Hükümetin işten çıkarmayı yasakladık olarak reklamını yaptığı bu düzenleme, tazminatsız çıkışları (Kod 29 ile yapılan) artırmıştır.
KOD 29:
İşçinin hangi hallerde işten çıkarılacağı İş Kanunu’nda düzenlenmiştir. İşveren, Sosyal Güvenlik Kurumu’na çıkış bildirimini, işten çıkışı tarihi ve nedenini belirterek elektronik ortamda bildirmek durumundadır. İşveren, iş sözleşmesinin fesih nedeni bildirimini, SGK tarafından belirlenen çıkış kodlarını kullanarak yapar. Çıkış tarihi veya kodu işveren serbestçe ve tek taraflı olarak belirlemektedir. Çıkış kodunun doğruluğu ne SGK ne de Türkiye İş Kurumu tarafından incelenmemektedir. İşçinin buna itiraz hakkı ise ancak dava yolu ile olmaktadır.
İşten çıkarılma nedeni, işçinin kıdem ve ihbar tazminatı almasında ve çıkış kodu işsizlik ödeneğinden yaralanmasında belirleyicidir. Bu kadar önemli bir konuda işverenler denetlenmemekte ve herhangi bir yaptırımla karşılaşmamaktadırlar.
Özellikle SGK çıkış kodlarından ‘İşveren tarafından işçinin ahlak ve iyi niyet kurallarına aykırı davranışı nedeni ile fesih’ halini tanımlayan ‘Kod 29′ ağır sonuçlar doğurmaktadır. Bu kod ile çıkarılan işçiye kıdem ve ihbar tazminatı ödenmediği gibi, işçi işsizlik sigortasından da yararlanamamaktadır. İşçiler bunu tersine çevirmek için 3-4 yıllık dava sürecini ve yargılama masraflarını göze almak durumunda kalmaktadır.

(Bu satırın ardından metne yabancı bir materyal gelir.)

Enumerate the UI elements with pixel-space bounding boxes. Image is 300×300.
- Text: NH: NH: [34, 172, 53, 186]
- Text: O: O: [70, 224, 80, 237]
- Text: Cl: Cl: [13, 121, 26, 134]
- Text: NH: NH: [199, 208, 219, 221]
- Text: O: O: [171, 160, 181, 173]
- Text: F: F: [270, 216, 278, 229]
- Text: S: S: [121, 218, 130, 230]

İşverenlerin çıkış kodunu sadece sisteme girip istedikleri gibi keyfi bir şekilde seçmeleri engellenmelidir. Yasal değişiklik ile işveren çıkış bildirimi yaparken nedenini ortaya koyan somut belgeler sunmak zorunda olmalı ve bu bildirim sıkı bir denetimden geçirilmelidir. Bu konuda işçinin de beyanı ve itirazları değerlendirmeye alınarak karar verilmelidir. Ayrıca ‘Kod 29’u içeren fesih nedenlerinin düzenlendiği İş Kanunu’nun 25. maddesinin 2. bendi çok belirsiz ve geniş maddeler içirmektedir. Acil çözüm olarak, maddede belirtilen çıkış nedenleri sadeleştirilmeli ve sınırlandırılmalıdır.